I can totally understand emotional exclusivity, which would put me outside the realm of most true polyamorists; I know my limit would end at the notion of having a deep emotional bond with more than one person. To me, that's the very foundation of a relationship - the emotion, the mental bonding, that more or less IS the whole relationship itself. You can't truly build two completely separate houses on one foundation.
I grew up completely distancing sex from love. I learned that, sure, you can have sex with people you love, but early on in my life, I was more likely to have sex that was just about sex. I'd watch a few of my peers interchange sex and love, and end up devastated when some horny teenager got what he wanted and ended things shortly thereafter. They earnestly believed that, because some guy said, "Don't you love me?" when she refused sex, that sex really DID have deep roots in love.
Thing is - sex is kind of the opposite of love, in my opinion. Sex requires nothing but a desire for pleasure. Sex is coveted and sought by all. You can't gauge love on the amount of sex you have with someone, or IF you even have sex. How would that even work? "I love you so much that I think I want to have an orgasm." People individually get too much out of sex personally, selfishly, for it to have anything to do with love.

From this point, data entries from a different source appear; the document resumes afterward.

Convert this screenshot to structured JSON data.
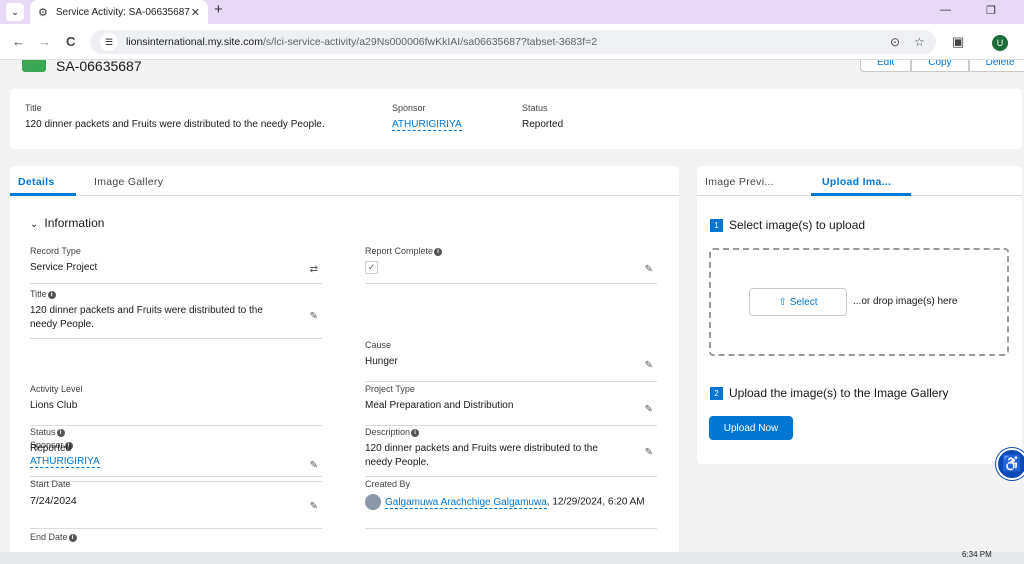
{
  "browser": {
    "tab_title": "Service Activity: SA-06635687",
    "url_host": "lionsinternational.my.site.com",
    "url_path": "/s/lci-service-activity/a29Ns000006fwKkIAI/sa06635687?tabset-3683f=2",
    "profile_initial": "U",
    "new_tab": "+",
    "menu_glyph": "⌄",
    "close_glyph": "✕",
    "back": "←",
    "forward": "→",
    "reload": "C",
    "minimize": "—",
    "restore": "❐",
    "location_glyph": "⊙",
    "star_glyph": "☆",
    "extensions_glyph": "▣"
  },
  "record": {
    "number": "SA-06635687",
    "actions": [
      "Edit",
      "Copy",
      "Delete"
    ]
  },
  "highlights": {
    "title_label": "Title",
    "title_value": "120 dinner packets and Fruits were distributed to the needy People.",
    "sponsor_label": "Sponsor",
    "sponsor_value": "ATHURIGIRIYA",
    "status_label": "Status",
    "status_value": "Reported"
  },
  "left_tabs": [
    "Details",
    "Image Gallery"
  ],
  "section_title": "Information",
  "fields": {
    "record_type": {
      "label": "Record Type",
      "value": "Service Project"
    },
    "report_complete": {
      "label": "Report Complete",
      "checked": true
    },
    "title": {
      "label": "Title",
      "value": "120 dinner packets and Fruits were distributed to the needy People."
    },
    "sponsor": {
      "label": "Sponsor",
      "value": "ATHURIGIRIYA"
    },
    "cause": {
      "label": "Cause",
      "value": "Hunger"
    },
    "activity_level": {
      "label": "Activity Level",
      "value": "Lions Club"
    },
    "project_type": {
      "label": "Project Type",
      "value": "Meal Preparation and Distribution"
    },
    "status": {
      "label": "Status",
      "value": "Reported"
    },
    "description": {
      "label": "Description",
      "value": "120 dinner packets and Fruits were distributed to the needy People."
    },
    "start_date": {
      "label": "Start Date",
      "value": "7/24/2024"
    },
    "created_by": {
      "label": "Created By",
      "user": "Galgamuwa Arachchige Galgamuwa",
      "date": ", 12/29/2024, 6:20 AM"
    },
    "end_date": {
      "label": "End Date"
    }
  },
  "right_tabs": [
    "Image Previ...",
    "Upload Ima..."
  ],
  "upload": {
    "step1_num": "1",
    "step1_text": "Select image(s) to upload",
    "select_label": "Select",
    "drop_text": "...or drop image(s) here",
    "step2_num": "2",
    "step2_text": "Upload the image(s) to the Image Gallery",
    "upload_now_label": "Upload Now"
  },
  "taskbar": {
    "time": "6:34 PM"
  }
}
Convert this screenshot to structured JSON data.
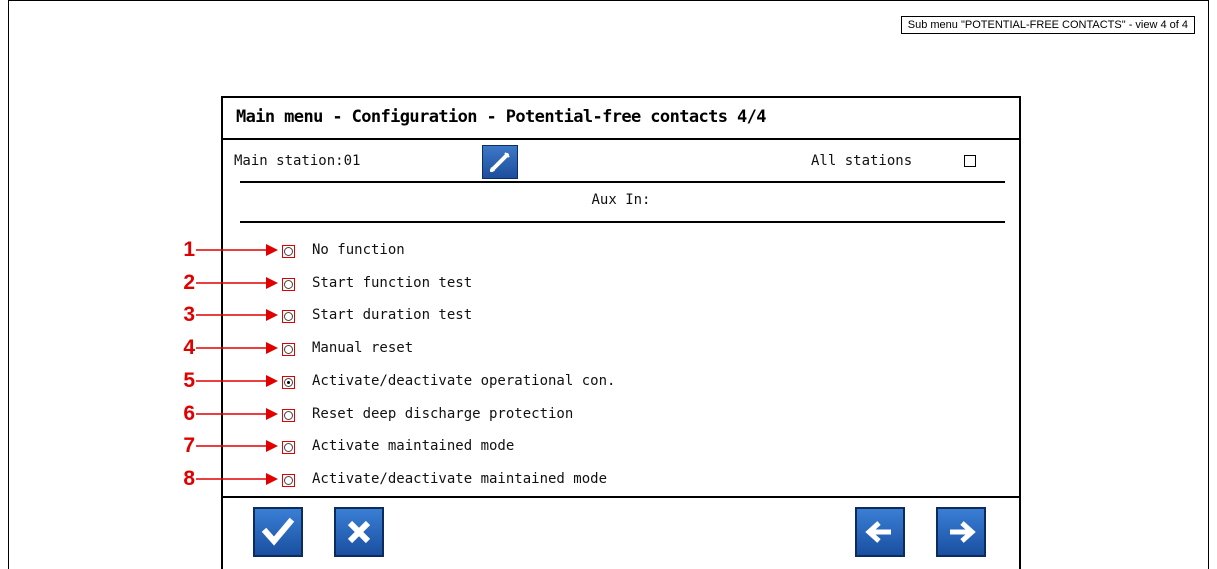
{
  "caption": "Sub menu \"POTENTIAL-FREE CONTACTS\" - view 4 of 4",
  "screen": {
    "title": "Main menu - Configuration - Potential-free contacts 4/4",
    "main_station_label": "Main station:",
    "main_station_value": "01",
    "all_stations_label": "All stations",
    "all_stations_checked": false,
    "section_label": "Aux In:",
    "options": [
      {
        "callout": "1",
        "label": "No function",
        "selected": false
      },
      {
        "callout": "2",
        "label": "Start function test",
        "selected": false
      },
      {
        "callout": "3",
        "label": "Start duration test",
        "selected": false
      },
      {
        "callout": "4",
        "label": "Manual reset",
        "selected": false
      },
      {
        "callout": "5",
        "label": "Activate/deactivate operational con.",
        "selected": true
      },
      {
        "callout": "6",
        "label": "Reset deep discharge protection",
        "selected": false
      },
      {
        "callout": "7",
        "label": "Activate maintained mode",
        "selected": false
      },
      {
        "callout": "8",
        "label": "Activate/deactivate maintained mode",
        "selected": false
      }
    ],
    "buttons": {
      "confirm_icon": "checkmark-icon",
      "cancel_icon": "x-icon",
      "prev_icon": "arrow-left-icon",
      "next_icon": "arrow-right-icon",
      "edit_icon": "pencil-icon"
    }
  },
  "colors": {
    "callout_red": "#e00000",
    "button_blue": "#1a4fa0"
  }
}
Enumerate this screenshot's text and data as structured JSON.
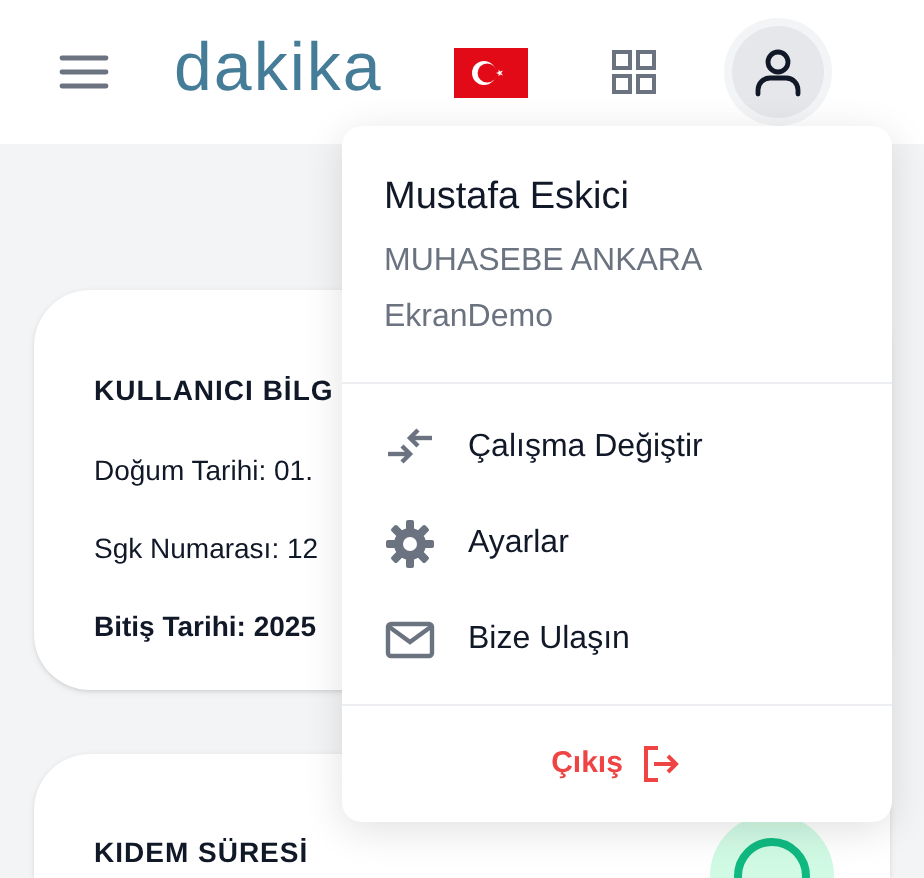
{
  "header": {
    "logo": "dakika"
  },
  "user_card": {
    "title": "KULLANICI BİLG",
    "lines": [
      {
        "text": "Doğum Tarihi: 01.",
        "bold": false
      },
      {
        "text": "Sgk Numarası: 12",
        "bold": false
      },
      {
        "text": "Bitiş Tarihi: 2025",
        "bold": true
      }
    ]
  },
  "seniority_card": {
    "title": "KIDEM SÜRESİ"
  },
  "profile_menu": {
    "name": "Mustafa Eskici",
    "department": "MUHASEBE ANKARA",
    "company": "EkranDemo",
    "items": [
      {
        "kind": "switch",
        "label": "Çalışma Değiştir"
      },
      {
        "kind": "settings",
        "label": "Ayarlar"
      },
      {
        "kind": "mail",
        "label": "Bize Ulaşın"
      }
    ],
    "logout": "Çıkış"
  }
}
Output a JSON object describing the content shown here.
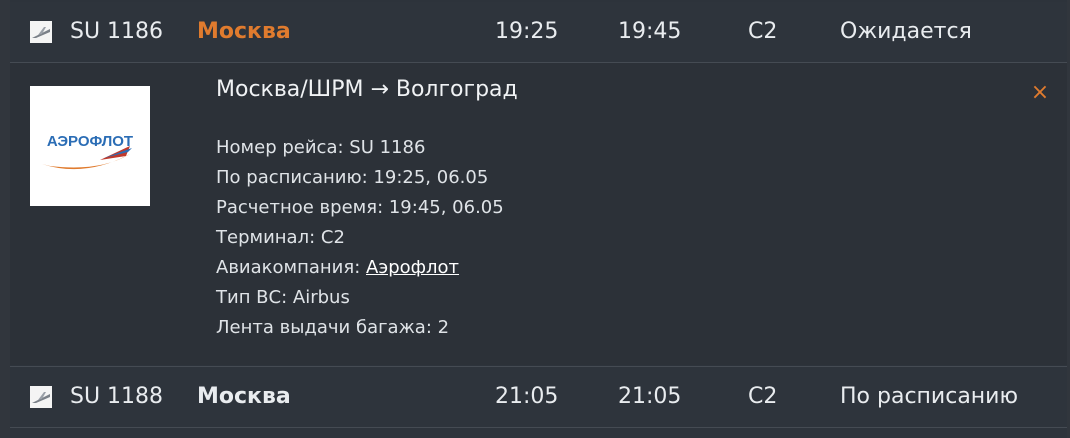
{
  "flights": [
    {
      "number": "SU 1186",
      "city": "Москва",
      "scheduled": "19:25",
      "estimated": "19:45",
      "terminal": "C2",
      "status": "Ожидается"
    },
    {
      "number": "SU 1188",
      "city": "Москва",
      "scheduled": "21:05",
      "estimated": "21:05",
      "terminal": "C2",
      "status": "По расписанию"
    }
  ],
  "detail": {
    "route": "Москва/ШРМ → Волгоград",
    "close_icon": "×",
    "logo_text": "АЭРОФЛОТ",
    "flight_number_label": "Номер рейса: ",
    "flight_number": "SU 1186",
    "scheduled_label": "По расписанию: ",
    "scheduled": "19:25, 06.05",
    "estimated_label": "Расчетное время: ",
    "estimated": "19:45, 06.05",
    "terminal_label": "Терминал: ",
    "terminal": "C2",
    "airline_label": "Авиакомпания: ",
    "airline": "Аэрофлот",
    "aircraft_label": "Тип ВС: ",
    "aircraft": "Airbus",
    "baggage_label": "Лента выдачи багажа: ",
    "baggage": "2"
  },
  "colors": {
    "accent": "#e07b2e",
    "background": "#2d333b"
  },
  "icons": {
    "flight_icon": "plane-icon",
    "close_icon": "close-icon"
  }
}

Making sacrifices - doing things like staying awake with someone to nurse them while they're sick, helping them do household chores, choosing time with him or her over your friends. Those are all physical actions that more closely indicate love, in my opinion. Sex is probably the poorest indicator of love there could ever be.
However, if I were in a committed relationship and were able to have outside sex, I'd want my partner to be involved with it as much as possible. While I may want someone else to give me physical pleasure, it doesn't mean it has to be a part of my life I don't share with him. In fact, I'd rather it not be.